¡Hola a todos! Aquí me paso una semana más, sacando un poquito de tiempo para subir capítulo.
Sin entretenerme demasiado, os dejo ya con la lectura.
¡Chao!
Capítulo 150: BlackWarGreymon
LordKnightmon sabía que no podía permitirse ningún despiste en su pelea contra UlforceV-Dramon. Antes incluso de cubrirse del Caballero azul, había sido capaz de situar a todos en las diferentes peleas y sabía que ninguno se encontraba solo, que todos tenían apoyo. Pero la intranquilidad por la presencia de tantos enemigos hacía que su mente reclamase por ayuda inmediatamente.
—Me sorprende que sigas luchando al lado de esos debiluchos incapaces de nada, LordKnightmon.
—No son debiluchos, Ulforce.
—¿Ah, no? ¿Y cómo es que no pueden defenderse? —se rió el azul.
—Si abrieses los ojos, verías realmente dónde está el problema y lucharías por lo que es correcto.

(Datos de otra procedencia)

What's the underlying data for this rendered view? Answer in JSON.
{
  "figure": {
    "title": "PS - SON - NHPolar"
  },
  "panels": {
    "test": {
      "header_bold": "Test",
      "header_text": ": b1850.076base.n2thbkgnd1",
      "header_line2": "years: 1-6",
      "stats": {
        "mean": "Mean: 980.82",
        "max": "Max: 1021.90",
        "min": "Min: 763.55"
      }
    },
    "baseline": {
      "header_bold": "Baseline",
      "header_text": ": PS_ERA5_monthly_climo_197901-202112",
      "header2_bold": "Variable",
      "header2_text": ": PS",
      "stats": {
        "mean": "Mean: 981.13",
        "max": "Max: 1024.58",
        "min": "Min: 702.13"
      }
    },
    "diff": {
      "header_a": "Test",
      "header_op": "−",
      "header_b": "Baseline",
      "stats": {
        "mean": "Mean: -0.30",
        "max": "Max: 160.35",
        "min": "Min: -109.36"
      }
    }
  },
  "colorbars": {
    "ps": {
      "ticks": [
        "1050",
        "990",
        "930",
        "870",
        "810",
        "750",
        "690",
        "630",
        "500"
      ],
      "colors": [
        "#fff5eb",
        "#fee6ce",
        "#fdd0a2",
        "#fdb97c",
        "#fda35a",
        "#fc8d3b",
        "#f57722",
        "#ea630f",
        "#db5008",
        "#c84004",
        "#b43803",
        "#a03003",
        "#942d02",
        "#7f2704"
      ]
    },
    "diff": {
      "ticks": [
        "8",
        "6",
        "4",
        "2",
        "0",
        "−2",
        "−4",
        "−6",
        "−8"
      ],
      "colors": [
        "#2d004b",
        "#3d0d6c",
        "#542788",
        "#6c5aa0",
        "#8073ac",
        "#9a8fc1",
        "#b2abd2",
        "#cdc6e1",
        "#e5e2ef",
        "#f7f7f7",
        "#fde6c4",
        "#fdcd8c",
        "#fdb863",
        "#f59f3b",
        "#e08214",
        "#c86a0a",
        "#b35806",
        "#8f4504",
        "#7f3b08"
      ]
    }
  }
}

—Lo correcto, amigo mío, es luchar por el Digimundo. Porque este mundo sea de los digimon. Ni más ni menos. Los niños son invasores que deben ser destruidos.
—¡Ellos son los Guardianes!
—Un estúpido grupito extinto hace tiempo. ¿Acaso lo has olvidado?
—Antes no hablabas así de ellos —negó —. Antes admirabas a todos y cada uno de ellos. ¡Les tenías más respeto que a Omnimon o a Alphamon!
—Mira, en algo tienes razón. Sigo admirando a cualquiera por encima de ese falso líder. Un humano no tiene derecho a darnos órdenes de ningún tipo.
—¡Fue decisión suya entregarle su poder a ese humano! ¡Él sabía sobre ese virus que te tiene atrapado! —exclamó, logrando esquivarlo y golpearlo por la espalda.
—¿Atrapado? ¿Yo? ¡Tú eres el que vive en una ilusión! —exclamó Ulforce —. ¡Tú eres el que no ve que vivir bajo las directrices de esos tres ángeles, cegados en sus niños humanos, hace que os volváis todos débiles!
—¡El único débil es el que se deja engañar por un monstruo como Xana-Lucemon!
—Al menos, no es un falso líder —dijo —. El amo Xana-Lucemon nos entregará el Digimundo a nosotros, los digimons.
—¡Él os usará para eliminar a quienes podrían acabar con ellos y, después, no tendréis utilidad alguna!
—De ser así, ¿para qué habría venido él? —preguntó señalando a la espalda del rosado —. Vamos, mírale, no voy a atacarte por la espalda como haces tú.
A regañadientes, LordKnightmon volteó la vista para ver la pelea de los tres ángeles digitales. Suspiró ligeramente al no ver a nadie más que ellos tres en aquella pelea, pero eso no significó que estuviese más tranquilo. Aprovechando la ocasión, miró alrededor rápidamente, comprobando que todos estaban teniendo sus problemas aunque seguían en pie.
—Dime, ¿para qué traerlo de vuelta a la vida?
—Él se sacrificó por los niños humanos... ¡Omnimon nos lo contó todo!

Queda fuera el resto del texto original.